Claude Code 2.1.128: less friction in agentic coding workflows

Adam Olofsson HammareAdam Olofsson Hammare
Claude Code 2.1.128: less friction in agentic coding workflows

When an agentic coding tool ships late in the evening, it is easy to read the version number as routine maintenance. Claude Code 2.1.128 is more useful than that: it cleans up the boundary between the terminal, MCP servers, plugins, worktrees, and observability. For teams that want agents to do more than small edits, that friction decides whether the tool becomes a habit or just another experiment.

What actually landed in 2.1.128

The latest Claude Code release was published on May 4, 2026 at 23:01 UTC. That makes it a fresh 24-hour signal, but the point is not just updating the package. The point is that Anthropic keeps moving Claude Code from a “smart terminal” toward a more controllable workspace for agentic development workflows.

A few changes stand out for builders:

  • MCP is easier to debug: /mcp now shows the tool count for connected servers and flags servers connected with zero tools.
  • Plugins are easier to distribute: --plugin-dir can now read .zip archives as well as directories.
  • Worktrees are safer: EnterWorktree now creates the new branch from local HEAD, as documented, instead of origin/<default-branch>.
  • Observability is cleaner: Bash, hooks, MCP, and LSP no longer inherit OTEL_* variables from the Claude Code process.
  • Large headless runs are more stable: claude -p should no longer crash-loop when more than 10 MB is piped through stdin.

Source: Claude Code v2.1.128 on GitHub and Claude Code CHANGELOG.md

Why this matters for Swedish automation teams

The practical theme is control. When Claude Code is used in client projects, internal tools, or CI-like workflows, you want to know three things before allowing the agent into more critical parts of the work:

  • Can we see which tools the agent actually has? The MCP overview makes it faster to detect empty or misconfigured servers.
  • Can we package workflows without creating local chaos? Zip support for plugins makes it easier to version and share agent capabilities across projects.
  • Can we trust that local changes are not lost? The worktree fix reduces the risk that an agent starts from the wrong base when the team has unpushed commits.
  • Can we measure the right thing? Preventing subprocesses from inheriting Claude Code’s OTEL_* environment reduces the risk that external tools send telemetry to the wrong endpoint.

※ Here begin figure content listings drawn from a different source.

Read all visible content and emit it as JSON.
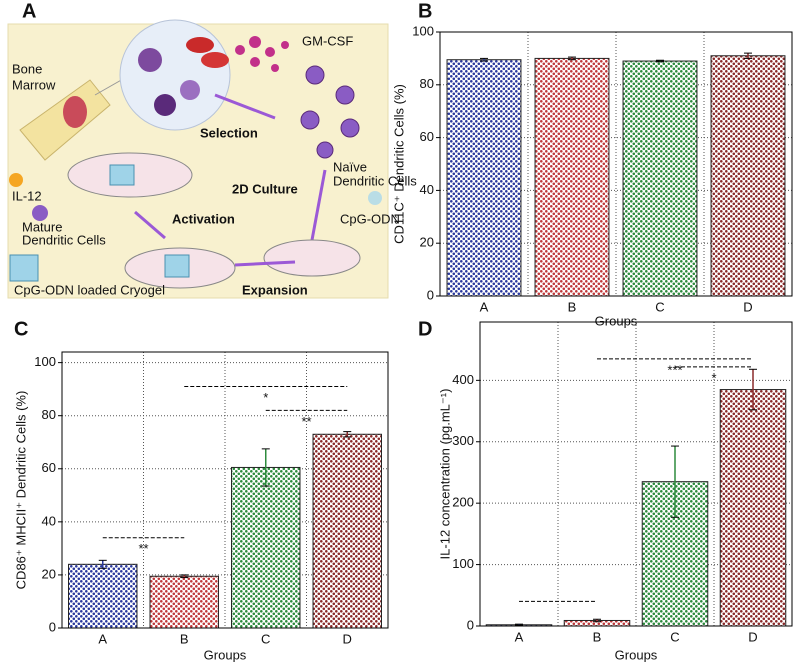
{
  "diagram": {
    "panel": "A",
    "bone_marrow": [
      "Bone",
      "Marrow"
    ],
    "gm_csf": "GM-CSF",
    "selection": "Selection",
    "culture": "2D Culture",
    "naive_cells": [
      "Naïve",
      "Dendritic Cells"
    ],
    "cpg": "CpG-ODN",
    "activation": "Activation",
    "expansion": "Expansion",
    "il12": "IL-12",
    "mature_cells": [
      "Mature",
      "Dendritic Cells"
    ],
    "cryogel": "CpG-ODN loaded Cryogel"
  },
  "chart_data": [
    {
      "type": "bar",
      "panel": "B",
      "ylabel": "CD11C⁺ Dendritic Cells (%)",
      "xlabel": "Groups",
      "categories": [
        "A",
        "B",
        "C",
        "D"
      ],
      "values": [
        89.5,
        90,
        89,
        91
      ],
      "errors": [
        0.5,
        0.5,
        0.3,
        1
      ],
      "colors": [
        "#2b3a9e",
        "#c0393b",
        "#2e8b3e",
        "#8b2a2a"
      ],
      "ylim": [
        0,
        100
      ],
      "yticks": [
        0,
        20,
        40,
        60,
        80,
        100
      ],
      "grid": true,
      "annotations": []
    },
    {
      "type": "bar",
      "panel": "C",
      "ylabel": "CD86⁺ MHCII⁺ Dendritic Cells (%)",
      "xlabel": "Groups",
      "categories": [
        "A",
        "B",
        "C",
        "D"
      ],
      "values": [
        24,
        19.5,
        60.5,
        73
      ],
      "errors": [
        1.5,
        0.5,
        7,
        1
      ],
      "colors": [
        "#2b3a9e",
        "#c0393b",
        "#2e8b3e",
        "#8b2a2a"
      ],
      "ylim": [
        0,
        104
      ],
      "yticks": [
        0,
        20,
        40,
        60,
        80,
        100
      ],
      "grid": true,
      "annotations": [
        {
          "text": "**",
          "between": [
            "A",
            "B"
          ],
          "y": 34
        },
        {
          "text": "*",
          "between": [
            "B",
            "D"
          ],
          "y": 91
        },
        {
          "text": "**",
          "between": [
            "C",
            "D"
          ],
          "y": 82
        }
      ]
    },
    {
      "type": "bar",
      "panel": "D",
      "ylabel": "IL-12 concentration (pg.mL⁻¹)",
      "xlabel": "Groups",
      "categories": [
        "A",
        "B",
        "C",
        "D"
      ],
      "values": [
        2,
        9,
        235,
        385
      ],
      "errors": [
        1,
        2,
        58,
        33
      ],
      "colors": [
        "#2b3a9e",
        "#c0393b",
        "#2e8b3e",
        "#8b2a2a"
      ],
      "ylim": [
        0,
        495
      ],
      "yticks": [
        0,
        100,
        200,
        300,
        400
      ],
      "grid": true,
      "annotations": [
        {
          "text": "",
          "between": [
            "A",
            "B"
          ],
          "y": 40
        },
        {
          "text": "***",
          "between": [
            "B",
            "D"
          ],
          "y": 435
        },
        {
          "text": "*",
          "between": [
            "C",
            "D"
          ],
          "y": 422
        }
      ]
    }
  ]
}
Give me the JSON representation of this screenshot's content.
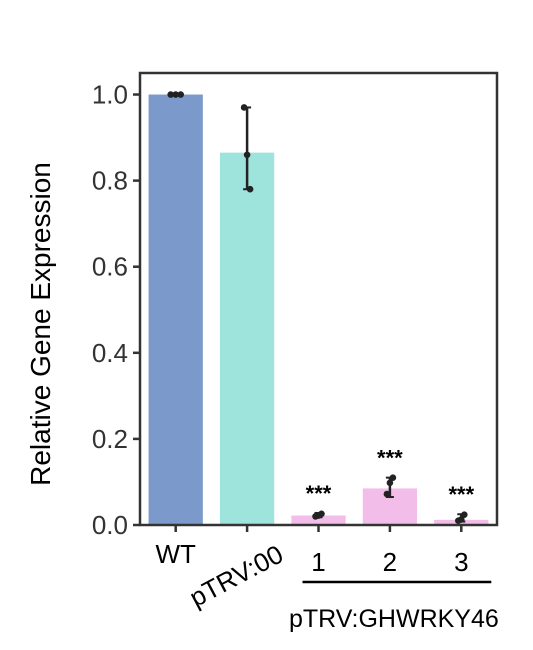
{
  "chart_data": {
    "type": "bar",
    "title": "",
    "xlabel": "",
    "ylabel": "Relative Gene Expression",
    "ylim": [
      0,
      1.05
    ],
    "yticks": [
      0.0,
      0.2,
      0.4,
      0.6,
      0.8,
      1.0
    ],
    "ytick_labels": [
      "0.0",
      "0.2",
      "0.4",
      "0.6",
      "0.8",
      "1.0"
    ],
    "grid": false,
    "categories": [
      "WT",
      "pTRV:00",
      "1",
      "2",
      "3"
    ],
    "values": [
      1.0,
      0.865,
      0.022,
      0.085,
      0.012
    ],
    "error_low": [
      1.0,
      0.78,
      0.018,
      0.065,
      0.008
    ],
    "error_high": [
      1.0,
      0.97,
      0.028,
      0.11,
      0.025
    ],
    "points": [
      [
        1.0,
        1.0,
        1.0
      ],
      [
        0.97,
        0.86,
        0.78
      ],
      [
        0.02,
        0.022,
        0.026
      ],
      [
        0.072,
        0.098,
        0.11
      ],
      [
        0.01,
        0.013,
        0.024
      ]
    ],
    "significance": [
      "",
      "",
      "***",
      "***",
      "***"
    ],
    "colors": [
      "#7b9acb",
      "#9fe3dd",
      "#f2bde8",
      "#f2bde8",
      "#f2bde8"
    ],
    "group_label": "pTRV:GHWRKY46",
    "group_categories": [
      "1",
      "2",
      "3"
    ]
  }
}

For Hammer Automation readers, the conclusion is simple: today’s best test is not “can Claude Code write code?”, but “can Claude Code work inside our real tool environment without losing traceability, permissions, or local context?”

Source: npm package @anthropic-ai/claude-code 2.1.128

Try this prompt this week

Use this prompt in Claude Code in a non-critical repository where you already use, or plan to use, MCP servers, plugins, or worktrees. Do not run it with dangerous bypass flags. Let the agent read and report first; approve any changes manually.

Run a safety and operations review of our Claude Code workflow after 2.1.128.

Focus on three areas:
1. MCP: identify which MCP servers are used, which tools they expose, and whether any server appears connected but not usable.
2. Plugins and local settings: find Claude Code-related plugin directories, zip archives, .claude/settings.local.json, and project settings. Suggest a clean structure for version control without changing files.
3. Worktrees and unpushed changes: check current git status, local branches, and unpushed commits. Explain how EnterWorktree should be used so local work is not lost.

Rules:
- Do not change files without separate approval.
- Run read-only commands first.
- If a command may expose secrets, suggest it but do not run it.
- Finish with a short prioritized checklist: fix today, watch this week, automate later.

How to use it safely: start in a test repository, run without --dangerously-skip-permissions, and ask Claude Code to show commands before running them if the environment contains client data.

Good results look like this:

  • The agent finds real MCP and plugin surfaces, not just generic advice.
  • The checklist separates risks, cleanup, and future automation.
  • Git status and unpushed changes are explained before the agent suggests worktrees.
  • No secrets, tokens, or client names are printed in the report.

What to watch next

Three things are worth tracking over the next few days. First: whether more plugin workflows start building around zip distribution. That could make Claude Code easier to standardize across teams. Second: whether MCP diagnostics continue to become more operational, because zero-tool servers are a common integration problem. Finally: whether headless mode gets more improvements, because that is where many companies start connecting agentic coding to automated reviews, migrations, and documentation jobs.

This is not a flashy release. It is a release that makes the agent less mysterious. In real automation teams, that is often what creates productivity.